The breeding biology of the Little Shearwater has not been extensively examined at a subtropical location in the southern hemisphere. Results will contribute towards the understanding of seabird biology along Western Australian coast and serve as a comparison to existing studies of the species at other locations. The Little Shearwater is the smallest shearwater (Harrison 1985) and is therefore expected to have a higher resting metabolic rate and its threshold weight would be reached after a smaller weight loss than in larger species. This suggests that the Little Shearwater is an ideal species in which to study parental behaviour, especially how the ability to maintain adult body condition may affect continuity of parental care during incubation and nestling feeding.
Little is known about the foraging behaviour of the Little Shearwater breeding at lower latitudes of the Western Australian coast. Common belief prevails that its foraging was likely to be size restricted and it was predicted that it would forage near the breeding sites. The distribution of the Little Shearwater suggests that it is adapted to forage in cold water, whereas Wedge-tailed Shearwaters are associated solely with tropical waters. Based upon observations of birds in association with sea surface temperatures (Brooke 2004) it may be deduced that Little Shearwaters are more likely to excel in years of reduced sea surface temperatures or forage in zones dominated by cool water. Zones of cooler water are often found inshore along the Western Australian coast, where a northwards flowing counter current exists (Pearce 1997). Given its southern distribution of the Little Shearwater, it was also thought that the species was more likely to forage in cool inshore shelf waters. Opportunistic voyages on fishing and charter vessels and feedback from the skilled observers during the Little Shearwater breeding season will be used to locate Little Shearwaters at sea.
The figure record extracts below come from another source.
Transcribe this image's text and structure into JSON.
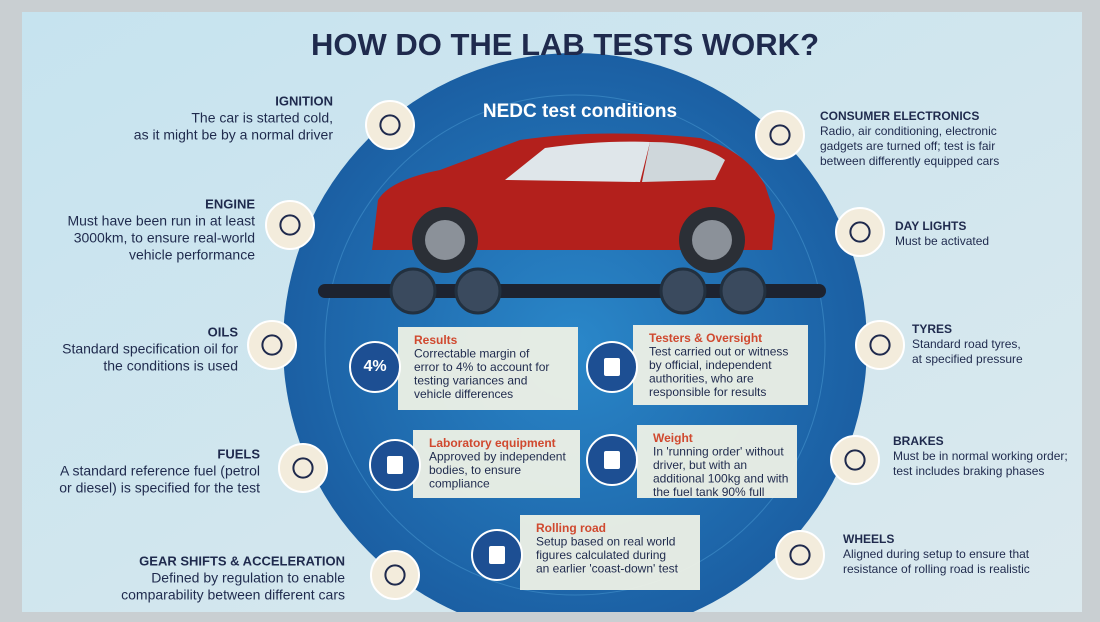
{
  "header": {
    "title": "HOW DO THE LAB TESTS WORK?",
    "subtitle": "NEDC test conditions"
  },
  "left_items": [
    {
      "title": "IGNITION",
      "lines": [
        "The car is started cold,",
        "as it might be by a normal driver"
      ]
    },
    {
      "title": "ENGINE",
      "lines": [
        "Must have been run in at least",
        "3000km, to ensure real-world",
        "vehicle performance"
      ]
    },
    {
      "title": "OILS",
      "lines": [
        "Standard specification oil for",
        "the conditions is used"
      ]
    },
    {
      "title": "FUELS",
      "lines": [
        "A standard reference fuel (petrol",
        "or diesel) is specified for the test"
      ]
    },
    {
      "title": "GEAR SHIFTS & ACCELERATION",
      "lines": [
        "Defined by regulation to enable",
        "comparability between different cars"
      ]
    }
  ],
  "right_items": [
    {
      "title": "CONSUMER ELECTRONICS",
      "lines": [
        "Radio, air conditioning, electronic",
        "gadgets are turned off; test is fair",
        "between differently equipped cars"
      ]
    },
    {
      "title": "DAY LIGHTS",
      "lines": [
        "Must be activated"
      ]
    },
    {
      "title": "TYRES",
      "lines": [
        "Standard road tyres,",
        "at specified pressure"
      ]
    },
    {
      "title": "BRAKES",
      "lines": [
        "Must be in normal working order;",
        "test includes braking phases"
      ]
    },
    {
      "title": "WHEELS",
      "lines": [
        "Aligned during setup to ensure that",
        "resistance of rolling road is realistic"
      ]
    }
  ],
  "boxes": [
    {
      "title": "Results",
      "icon_label": "4%",
      "lines": [
        "Correctable margin of",
        "error to 4% to account for",
        "testing variances and",
        "vehicle differences"
      ]
    },
    {
      "title": "Testers & Oversight",
      "lines": [
        "Test carried out or witness",
        "by official, independent",
        "authorities, who are",
        "responsible for results"
      ]
    },
    {
      "title": "Laboratory equipment",
      "lines": [
        "Approved by independent",
        "bodies, to ensure",
        "compliance"
      ]
    },
    {
      "title": "Weight",
      "lines": [
        "In 'running order' without",
        "driver, but with an",
        "additional 100kg and with",
        "the fuel tank 90% full"
      ]
    },
    {
      "title": "Rolling road",
      "lines": [
        "Setup based on real world",
        "figures calculated during",
        "an earlier 'coast-down' test"
      ]
    }
  ]
}
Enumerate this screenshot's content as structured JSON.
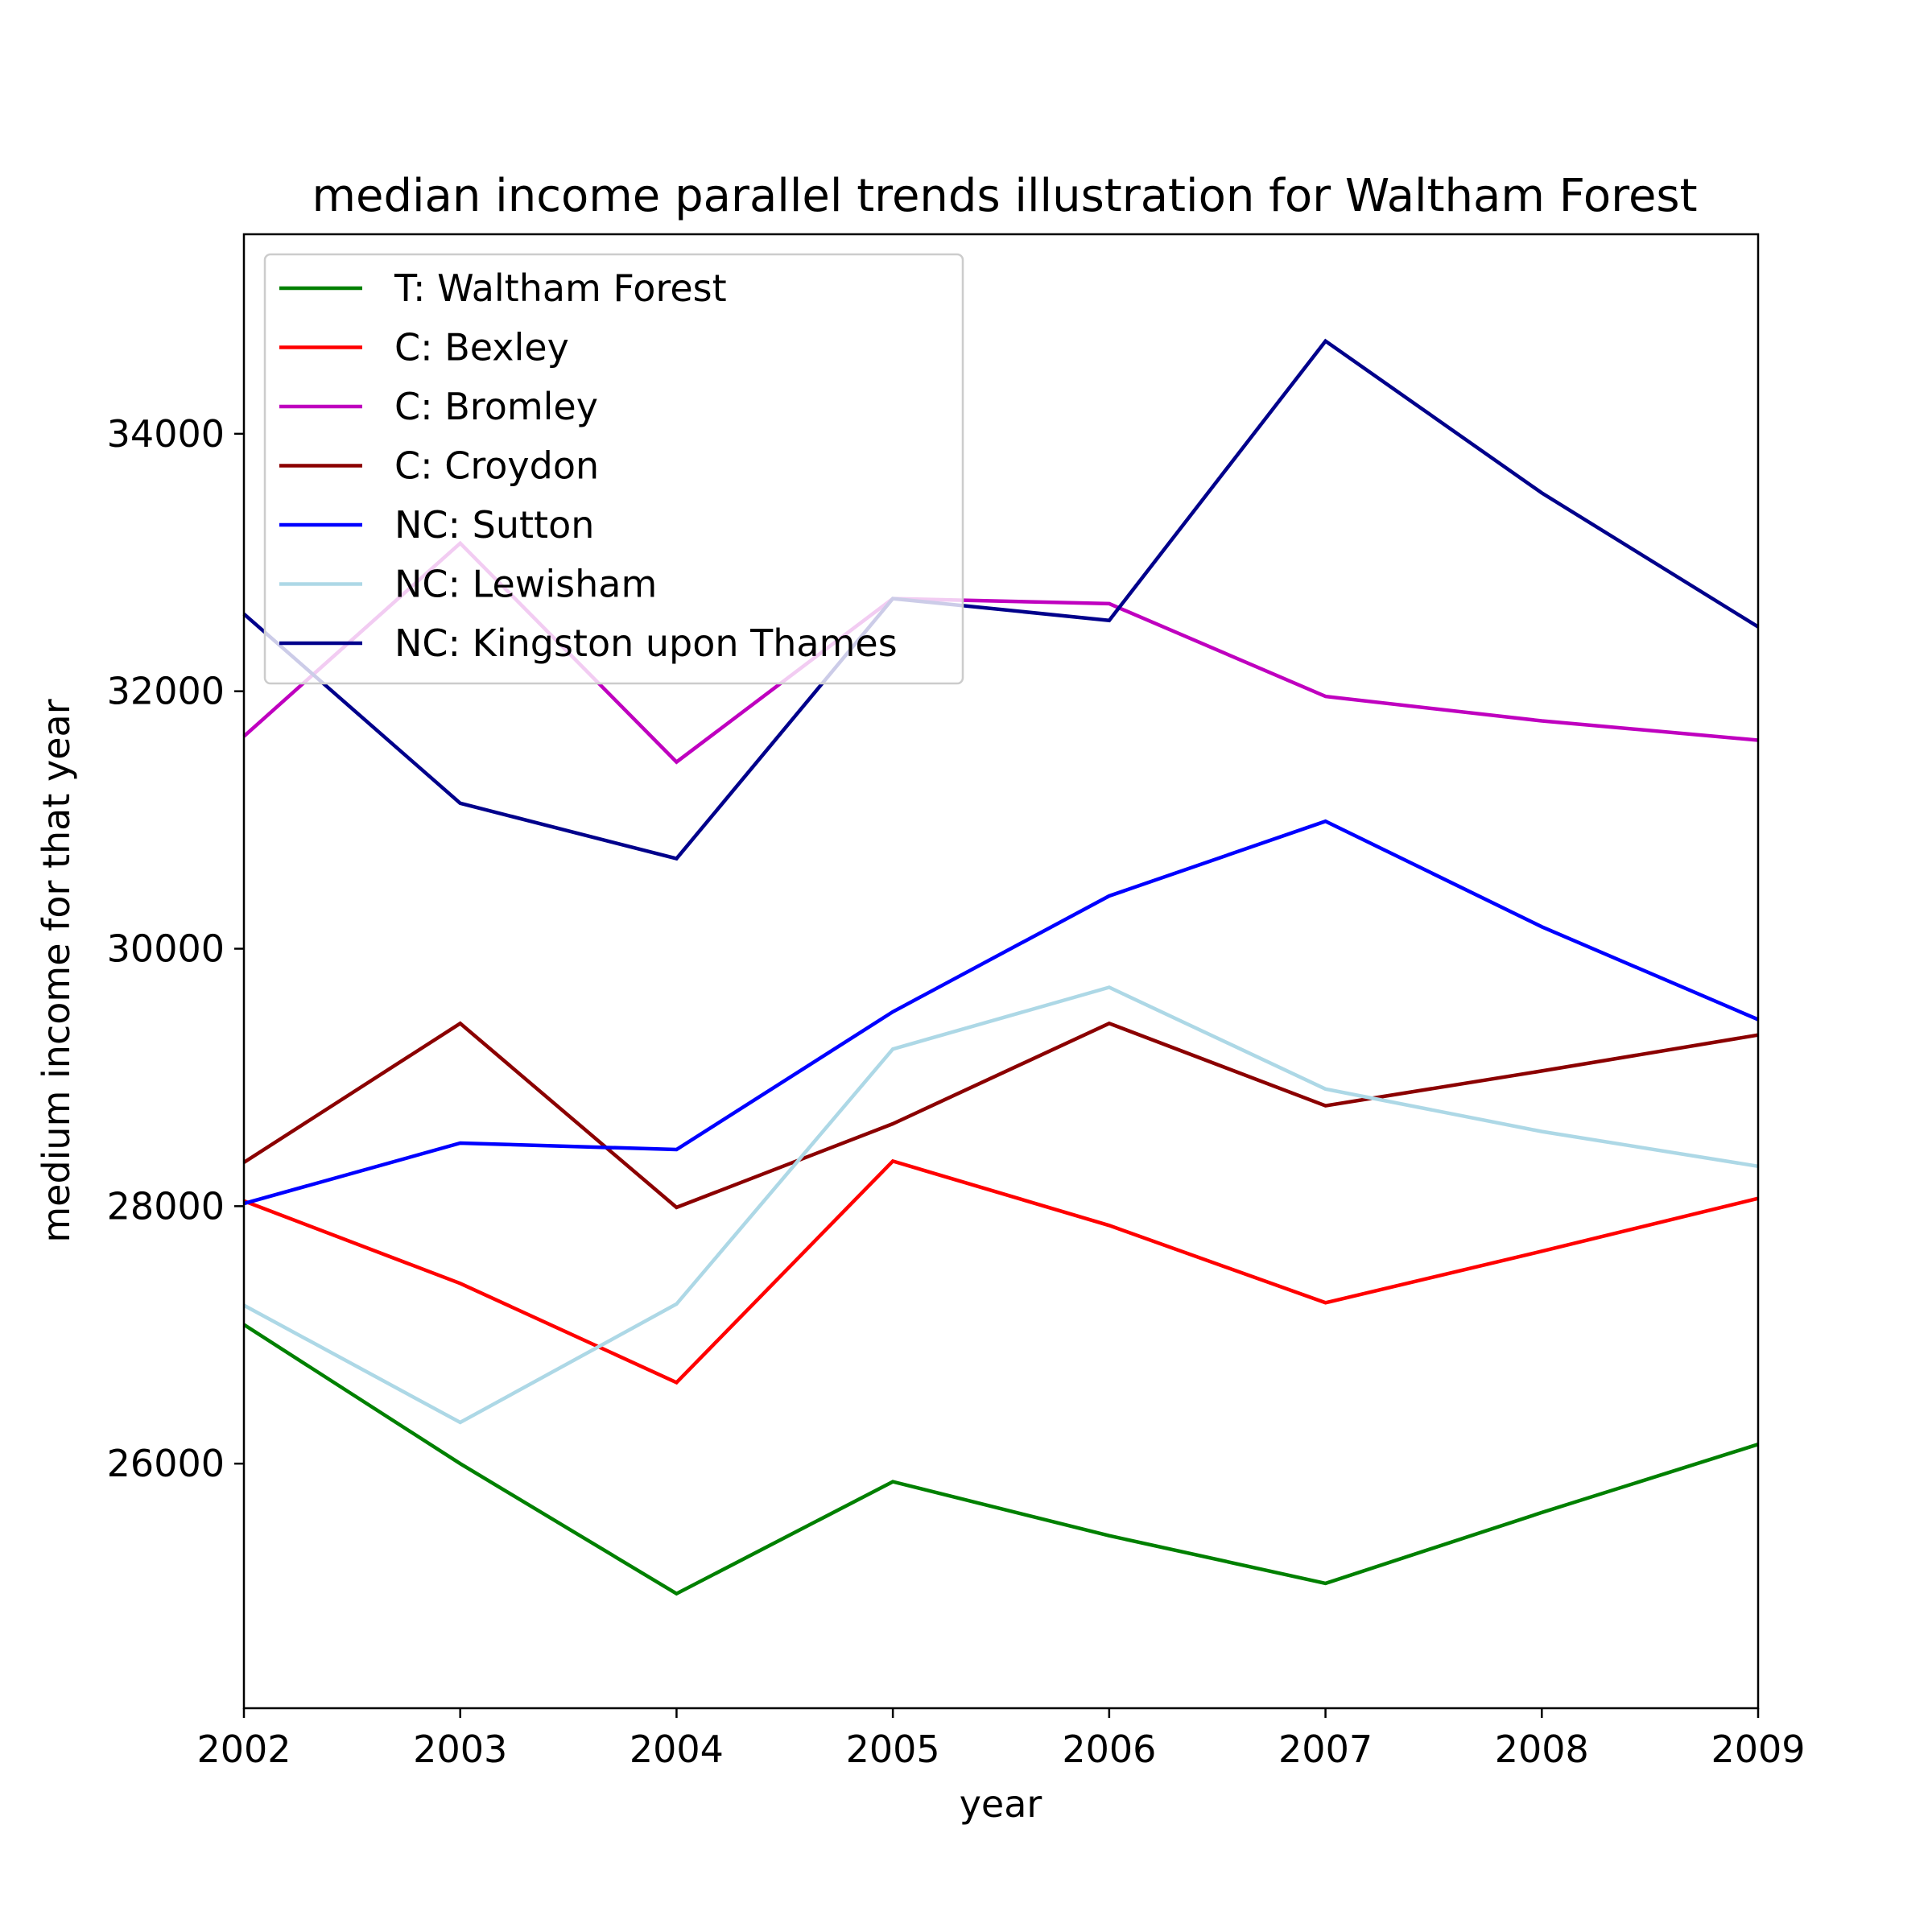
{
  "chart_data": {
    "type": "line",
    "title": "median income parallel trends illustration for Waltham Forest",
    "xlabel": "year",
    "ylabel": "medium income for that year",
    "x": [
      2002,
      2003,
      2004,
      2005,
      2006,
      2007,
      2008,
      2009
    ],
    "xlim": [
      2002,
      2009
    ],
    "ylim": [
      24100,
      35550
    ],
    "xticks": [
      2002,
      2003,
      2004,
      2005,
      2006,
      2007,
      2008,
      2009
    ],
    "yticks": [
      26000,
      28000,
      30000,
      32000,
      34000
    ],
    "grid": false,
    "legend_position": "upper-left",
    "series": [
      {
        "name": "T: Waltham Forest",
        "color": "#008000",
        "values": [
          27080,
          26000,
          24990,
          25860,
          25440,
          25070,
          25620,
          26150
        ]
      },
      {
        "name": "C: Bexley",
        "color": "#ff0000",
        "values": [
          28040,
          27400,
          26630,
          28350,
          27850,
          27250,
          27650,
          28060
        ]
      },
      {
        "name": "C: Bromley",
        "color": "#bf00bf",
        "values": [
          31650,
          33150,
          31450,
          32720,
          32680,
          31960,
          31770,
          31620
        ]
      },
      {
        "name": "C: Croydon",
        "color": "#8b0000",
        "values": [
          28340,
          29420,
          27990,
          28640,
          29420,
          28780,
          29050,
          29330
        ]
      },
      {
        "name": "NC: Sutton",
        "color": "#0000ff",
        "values": [
          28020,
          28490,
          28440,
          29510,
          30410,
          30990,
          30170,
          29450
        ]
      },
      {
        "name": "NC: Lewisham",
        "color": "#add8e6",
        "values": [
          27230,
          26320,
          27240,
          29220,
          29700,
          28910,
          28580,
          28310
        ]
      },
      {
        "name": "NC: Kingston upon Thames",
        "color": "#00008b",
        "values": [
          32600,
          31130,
          30700,
          32720,
          32550,
          34720,
          33540,
          32500
        ]
      }
    ]
  }
}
Observations of seabirds at sea provide an insight into the foraging behaviour of adults at sea. It however is often difficult and time consuming to collect direct observations at sea. Consequently, indirect methods of approximating adult
behaviour at sea were employed. Since, little was known about dive depths in Little Shearwaters maximal depth gauges were utilised to examine foraging behaviour during incubation and nestling feeding. The potential use of stable isotope analysis to elucidate the behaviour of pelagic seabirds at sea will also be examined.
Stable isotope analysis focuses on the time specific materials, such as egg membranes and nestling plumage to comment on foraging behaviour (Bearhop et al. 2001). Here materials will be used to draw comparison between species engaged in similar
behaviours and within a species at different locations and times in the breeding season. The technique was used to question the ability to directly compare the mass of food delivered to nestlings over time, as composition of meals may change in terms of energy and nutritional values with seasonal changes in diet. Nonetheless, meal sizes based on mass alone are often directly compared in seabird research, including meal sizes delivered within a species over time, between different locations and between subspecies and between species. Stable isotope analysis will be used to detect potential changes in diet with season in Wedge-tailed Shearwaters. The potential applications of this indirect technique will be examined with focus on its ability to track the changing behaviour of adults at sea, that can otherwise be time consuming to understand.